Recently, in a subgroup analysis including 61 patients with highly active disease [71] (i.e., one relapse in the year prior to screening and one or more Gd-enhancing lesion on MRI within 6 months prior to screening or nine or more T2-hyperintense lesions at baseline, or two or more relapses in the year prior to screening), at week 12, tolebrutinib reduced the mean number of new/enlarging T2-hyperintense lesions compared with placebo (1.09 with 5 mg, 0.89 with 15 mg, 0.75 with 30 mg, and 0.15 with 60 mg vs 1.44 with placebo). Tolebrutinib also promoted a reduction in the mean number of new Gd-enhancing lesions compared with placebo (0.82 with 5 mg, 0.50 with 15 mg, 0.38 with 30 mg, and 0.08 with 60 mg vs 0.89).

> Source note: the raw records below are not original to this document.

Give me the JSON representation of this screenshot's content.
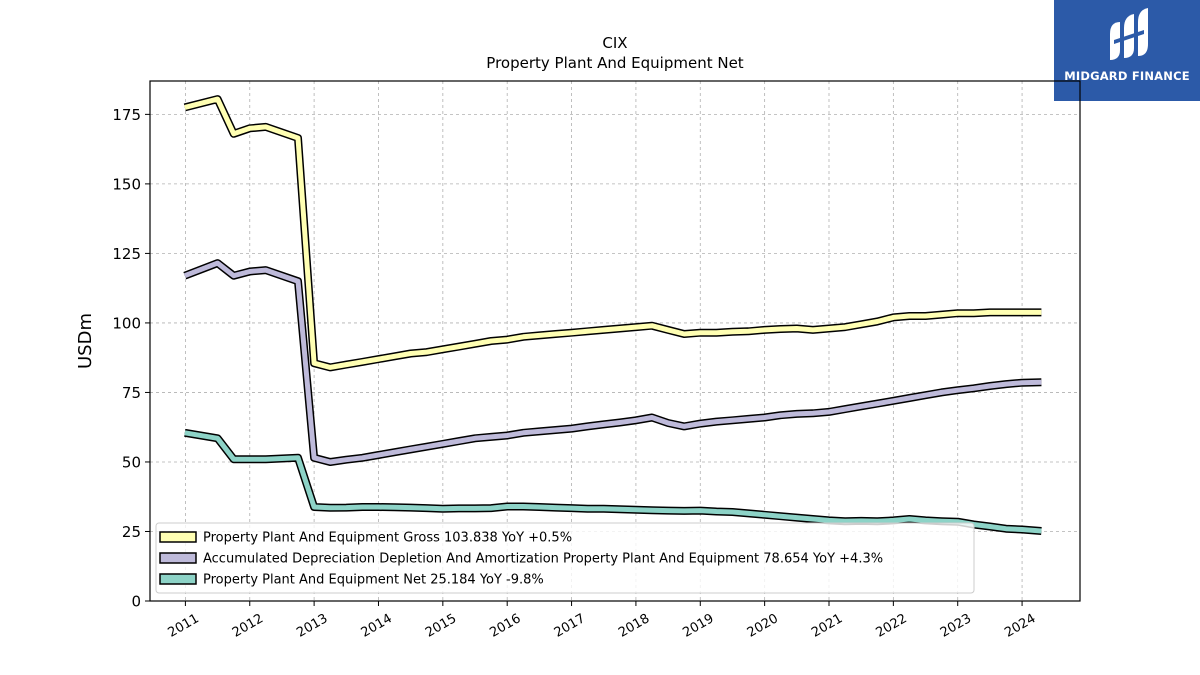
{
  "brand": {
    "logo_text": "MIDGARD FINANCE",
    "background_color": "#2c5aa8"
  },
  "chart_data": {
    "type": "line",
    "title": "CIX",
    "subtitle": "Property Plant And Equipment Net",
    "ylabel": "USDm",
    "xlabel": "",
    "ylim": [
      0,
      187
    ],
    "xlim": [
      2010.45,
      2024.9
    ],
    "yticks": [
      0,
      25,
      50,
      75,
      100,
      125,
      150,
      175
    ],
    "xticks": [
      "2011",
      "2012",
      "2013",
      "2014",
      "2015",
      "2016",
      "2017",
      "2018",
      "2019",
      "2020",
      "2021",
      "2022",
      "2023",
      "2024"
    ],
    "grid": true,
    "legend_position": "lower-left",
    "series": [
      {
        "name": "Property Plant And Equipment Gross",
        "legend_label": "Property Plant And Equipment Gross  103.838 YoY +0.5%",
        "color": "#ffffb3",
        "x": [
          2010.99,
          2011.5,
          2011.75,
          2012.0,
          2012.25,
          2012.75,
          2013.0,
          2013.25,
          2013.5,
          2013.75,
          2014.0,
          2014.25,
          2014.5,
          2014.75,
          2015.0,
          2015.25,
          2015.5,
          2015.75,
          2016.0,
          2016.25,
          2016.5,
          2016.75,
          2017.0,
          2017.25,
          2017.5,
          2017.75,
          2018.0,
          2018.25,
          2018.5,
          2018.75,
          2019.0,
          2019.25,
          2019.5,
          2019.75,
          2020.0,
          2020.25,
          2020.5,
          2020.75,
          2021.0,
          2021.25,
          2021.5,
          2021.75,
          2022.0,
          2022.25,
          2022.5,
          2022.75,
          2023.0,
          2023.25,
          2023.5,
          2023.75,
          2024.0,
          2024.3
        ],
        "values": [
          177.5,
          180.5,
          168.0,
          170.0,
          170.5,
          166.5,
          85.5,
          84.0,
          85.0,
          86.0,
          87.0,
          88.0,
          89.0,
          89.5,
          90.5,
          91.5,
          92.5,
          93.5,
          94.0,
          95.0,
          95.5,
          96.0,
          96.5,
          97.0,
          97.5,
          98.0,
          98.5,
          99.0,
          97.5,
          96.0,
          96.5,
          96.5,
          96.8,
          97.0,
          97.5,
          97.8,
          98.0,
          97.5,
          98.0,
          98.5,
          99.5,
          100.5,
          102.0,
          102.5,
          102.5,
          103.0,
          103.5,
          103.5,
          103.8,
          103.8,
          103.8,
          103.8
        ]
      },
      {
        "name": "Accumulated Depreciation Depletion And Amortization Property Plant And Equipment",
        "legend_label": "Accumulated Depreciation Depletion And Amortization Property Plant And Equipment  78.654 YoY +4.3%",
        "color": "#bebada",
        "x": [
          2010.99,
          2011.5,
          2011.75,
          2012.0,
          2012.25,
          2012.75,
          2013.0,
          2013.25,
          2013.5,
          2013.75,
          2014.0,
          2014.25,
          2014.5,
          2014.75,
          2015.0,
          2015.25,
          2015.5,
          2015.75,
          2016.0,
          2016.25,
          2016.5,
          2016.75,
          2017.0,
          2017.25,
          2017.5,
          2017.75,
          2018.0,
          2018.25,
          2018.5,
          2018.75,
          2019.0,
          2019.25,
          2019.5,
          2019.75,
          2020.0,
          2020.25,
          2020.5,
          2020.75,
          2021.0,
          2021.25,
          2021.5,
          2021.75,
          2022.0,
          2022.25,
          2022.5,
          2022.75,
          2023.0,
          2023.25,
          2023.5,
          2023.75,
          2024.0,
          2024.3
        ],
        "values": [
          117.0,
          121.5,
          117.0,
          118.5,
          119.0,
          115.0,
          51.5,
          50.0,
          50.8,
          51.5,
          52.5,
          53.5,
          54.5,
          55.5,
          56.5,
          57.5,
          58.5,
          59.0,
          59.5,
          60.5,
          61.0,
          61.5,
          62.0,
          62.8,
          63.5,
          64.2,
          65.0,
          66.0,
          64.0,
          62.8,
          63.8,
          64.5,
          65.0,
          65.5,
          66.0,
          66.8,
          67.3,
          67.5,
          68.0,
          69.0,
          70.0,
          71.0,
          72.0,
          73.0,
          74.0,
          75.0,
          75.8,
          76.5,
          77.3,
          78.0,
          78.5,
          78.654
        ]
      },
      {
        "name": "Property Plant And Equipment Net",
        "legend_label": "Property Plant And Equipment Net  25.184 YoY -9.8%",
        "color": "#8dd3c7",
        "x": [
          2010.99,
          2011.5,
          2011.75,
          2012.0,
          2012.25,
          2012.75,
          2013.0,
          2013.25,
          2013.5,
          2013.75,
          2014.0,
          2014.25,
          2014.5,
          2014.75,
          2015.0,
          2015.25,
          2015.5,
          2015.75,
          2016.0,
          2016.25,
          2016.5,
          2016.75,
          2017.0,
          2017.25,
          2017.5,
          2017.75,
          2018.0,
          2018.25,
          2018.5,
          2018.75,
          2019.0,
          2019.25,
          2019.5,
          2019.75,
          2020.0,
          2020.25,
          2020.5,
          2020.75,
          2021.0,
          2021.25,
          2021.5,
          2021.75,
          2022.0,
          2022.25,
          2022.5,
          2022.75,
          2023.0,
          2023.25,
          2023.5,
          2023.75,
          2024.0,
          2024.3
        ],
        "values": [
          60.5,
          58.5,
          51.0,
          51.0,
          51.0,
          51.5,
          33.8,
          33.5,
          33.6,
          33.8,
          33.8,
          33.7,
          33.6,
          33.4,
          33.2,
          33.3,
          33.3,
          33.4,
          34.0,
          34.0,
          33.8,
          33.6,
          33.4,
          33.2,
          33.2,
          33.0,
          32.8,
          32.6,
          32.5,
          32.4,
          32.5,
          32.2,
          32.0,
          31.5,
          31.0,
          30.5,
          30.0,
          29.5,
          29.0,
          28.7,
          28.8,
          28.7,
          29.0,
          29.5,
          29.0,
          28.7,
          28.5,
          27.5,
          26.8,
          26.0,
          25.7,
          25.184
        ]
      }
    ]
  }
}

Several other BTK inhibitors are under investigation (see Ref. [66] for a comprehensive review), possibly representing a new therapeutic opportunity for MS patients in the near future although several aspects regarding their mechanism of action, efficacy and safety still need to be fully investigated.

Conclusions

The introduction of anti-CD20 therapies in the MS scenario confirmed the central role of B cells in MS pathogenesis and established a new therapeutic approach for both relapsing and progressive MS patients.

In RRMS, currently approved anti-CD20 monoclonal antibodies (rituximab, ocrelizumab, and ofatumumab) consistently lead to a dramatic reduction of clinical relapses and MRI disease activity together with a significant limitation of disability worsening and brain atrophy progression.

Interestingly, ocrelizumab has been the first effective DMT in delaying disability progression in PPMS. However, efficacy and benefits in PPMS appear partial and more limited compared with those observed in RRMS. These findings suggest that anti-CD20 therapies exert a strong anti-inflammatory activity and that their beneficial neuroprotective effects could be mainly secondary to the prevention of further inflammatory disease activity. The more limited effect in PPMS could be also due to an inefficient depletion of B cells within a CNS-compartmentalized inflammation, possibly due to a limited permeability of anti-CD20 monoclonal antibodies across the blood–brain barrier. This aspect should be better investigated in future studies which should include reliable clinical, laboratory and MRI biomarkers to identify and monitor MS progression.

Data from RCTs, their OLE and from observational studies suggest that anti-CD20 therapies have a favorable short- and medium-term safety profile, with IARs, upper respiratory tract and urinary infections being the most common side effects, although the risk of malignancies should be carefully monitored over long-term.

Several aspects regarding treatment with anti-CD20 therapies deserve further investigations.

Future studies should define how to optimize anti-CD20 therapy administration regimens in terms of dosing, timing and duration of the treatment. Finally, post-marketing and observational studies should be conducted to shed light on beneficial effects and risks over longer term and to better explore the risk of infections and malignancies, especially in older MS patients.